Psoriasis on the eyelids is another problematic area for patients but can be treated successfully with hydrocortisone or tacrolimus.
Sebopsoriasis, a condition in which psoriasis and seborrheic dermatitis overlap, can be treated with Daktacort twice a day for two weeks and thereafter with clobetasone or tacrolimus.
She stressed that treatment once a day is probably as affective as twice a day, with some exceptions. When the condition has cleared, patients should maintain treatment once or twice a week for a few weeks, and then stop.
For the treatment of scalp psoriasis, she recommended descaling as the first step. Olive oil, cocois ointment or sebco ointment can be massaged into the scalp and left overnight before being washed off with a tar-based shampoo, she explained.
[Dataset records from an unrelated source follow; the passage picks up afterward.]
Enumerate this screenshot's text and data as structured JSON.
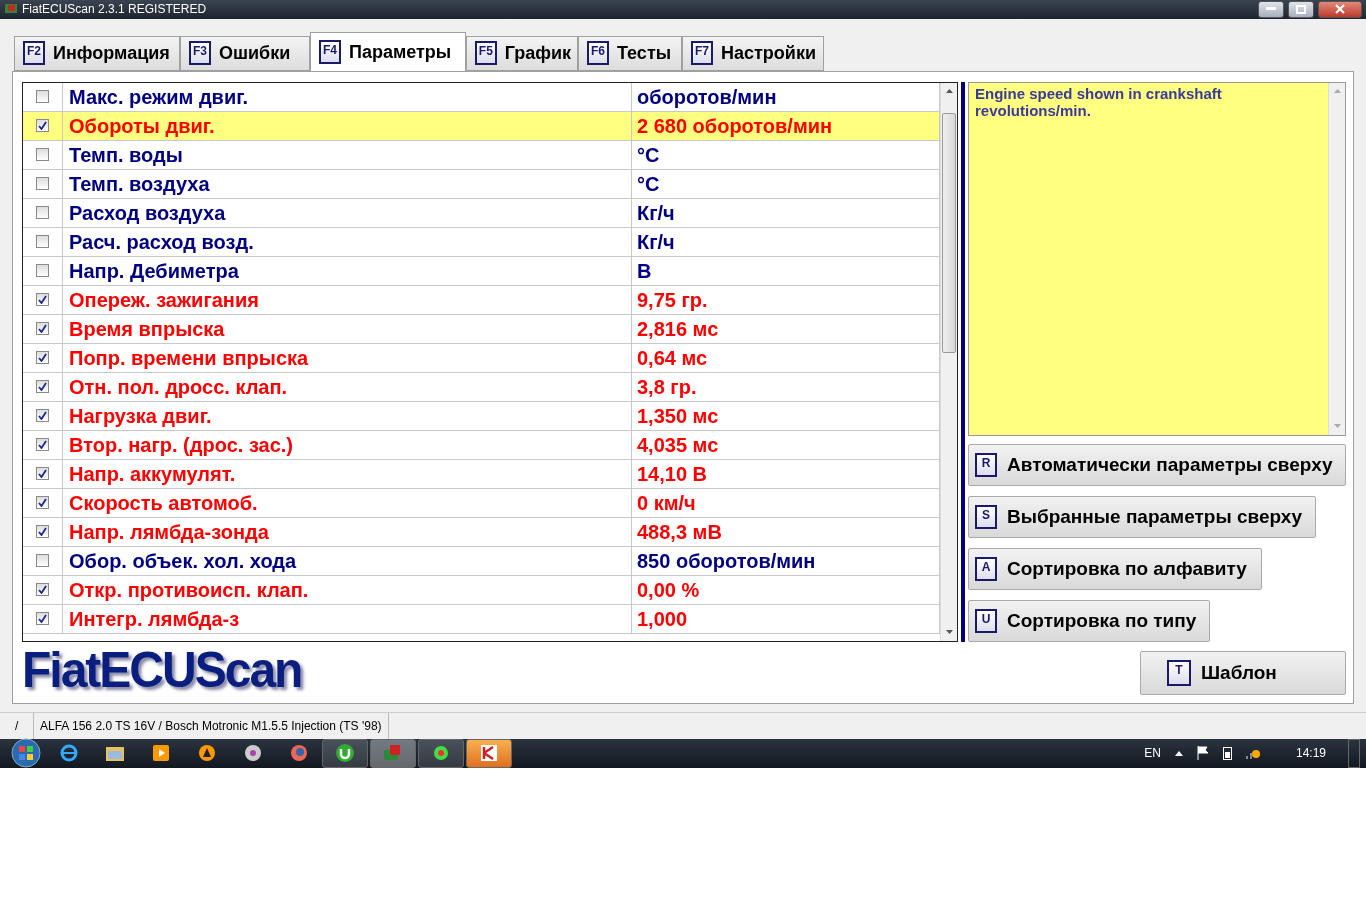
{
  "window": {
    "title": "FiatECUScan 2.3.1 REGISTERED"
  },
  "tabs": [
    {
      "key": "F2",
      "label": "Информация",
      "selected": false
    },
    {
      "key": "F3",
      "label": "Ошибки",
      "selected": false
    },
    {
      "key": "F4",
      "label": "Параметры",
      "selected": true
    },
    {
      "key": "F5",
      "label": "График",
      "selected": false
    },
    {
      "key": "F6",
      "label": "Тесты",
      "selected": false
    },
    {
      "key": "F7",
      "label": "Настройки",
      "selected": false
    }
  ],
  "parameters": [
    {
      "name": "Макс. режим двиг.",
      "value": "оборотов/мин",
      "checked": false,
      "selected": false
    },
    {
      "name": "Обороты двиг.",
      "value": "2 680 оборотов/мин",
      "checked": true,
      "selected": true
    },
    {
      "name": "Темп. воды",
      "value": "°C",
      "checked": false,
      "selected": false
    },
    {
      "name": "Темп. воздуха",
      "value": "°C",
      "checked": false,
      "selected": false
    },
    {
      "name": "Расход воздуха",
      "value": "Кг/ч",
      "checked": false,
      "selected": false
    },
    {
      "name": "Расч. расход возд.",
      "value": "Кг/ч",
      "checked": false,
      "selected": false
    },
    {
      "name": "Напр. Дебиметра",
      "value": "В",
      "checked": false,
      "selected": false
    },
    {
      "name": "Опереж. зажигания",
      "value": "9,75 гр.",
      "checked": true,
      "selected": false
    },
    {
      "name": "Время впрыска",
      "value": "2,816 мс",
      "checked": true,
      "selected": false
    },
    {
      "name": "Попр. времени впрыска",
      "value": "0,64 мс",
      "checked": true,
      "selected": false
    },
    {
      "name": "Отн. пол. дросс. клап.",
      "value": "3,8 гр.",
      "checked": true,
      "selected": false
    },
    {
      "name": "Нагрузка двиг.",
      "value": "1,350 мс",
      "checked": true,
      "selected": false
    },
    {
      "name": "Втор. нагр. (дрос. зас.)",
      "value": "4,035 мс",
      "checked": true,
      "selected": false
    },
    {
      "name": "Напр. аккумулят.",
      "value": "14,10 В",
      "checked": true,
      "selected": false
    },
    {
      "name": "Скорость автомоб.",
      "value": "0 км/ч",
      "checked": true,
      "selected": false
    },
    {
      "name": "Напр. лямбда-зонда",
      "value": "488,3 мВ",
      "checked": true,
      "selected": false
    },
    {
      "name": "Обор. объек. хол. хода",
      "value": "850 оборотов/мин",
      "checked": false,
      "selected": false
    },
    {
      "name": "Откр. противоисп. клап.",
      "value": "0,00 %",
      "checked": true,
      "selected": false
    },
    {
      "name": "Интегр. лямбда-з",
      "value": "1,000",
      "checked": true,
      "selected": false
    }
  ],
  "description": "Engine speed shown in crankshaft revolutions/min.",
  "actions": [
    {
      "key": "R",
      "label": "Автоматически параметры сверху"
    },
    {
      "key": "S",
      "label": "Выбранные параметры сверху"
    },
    {
      "key": "A",
      "label": "Сортировка по алфавиту"
    },
    {
      "key": "U",
      "label": "Сортировка по типу"
    }
  ],
  "template_button": {
    "key": "T",
    "label": "Шаблон"
  },
  "logo": "FiatECUScan",
  "status_bar": [
    "/",
    "ALFA 156 2.0 TS 16V / Bosch Motronic M1.5.5 Injection (TS '98)"
  ],
  "taskbar": {
    "language": "EN",
    "time": "14:19"
  }
}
When all scale has been removed, the area should be treated with steroid-containing preparations. Treatment can be maintained by using a tar-based shampoo twice a week and a topical steroid once or twice a week, she advised. A helpful video on the treatment of scalp psoriasis, including advice on how to remove hard scale, is available from the St John’s Institute of Dermatology at St Guy’s Hospital, London, website.
For ear psoriasis, Dr Higgins avoids antibiotics and uses clobetasone or tacrolimus. For flexural psoriasis, less-potent topical corticosteroids and tacrolimus can be effective.
Hand and foot psoriasis, which can cause patients severe pain, often requires treatment with very potent topical steroids. Other treatments for psoriasis include phototherapy, methotrexate and biologic agents, which can be very effective for patients, Dr Higgins said.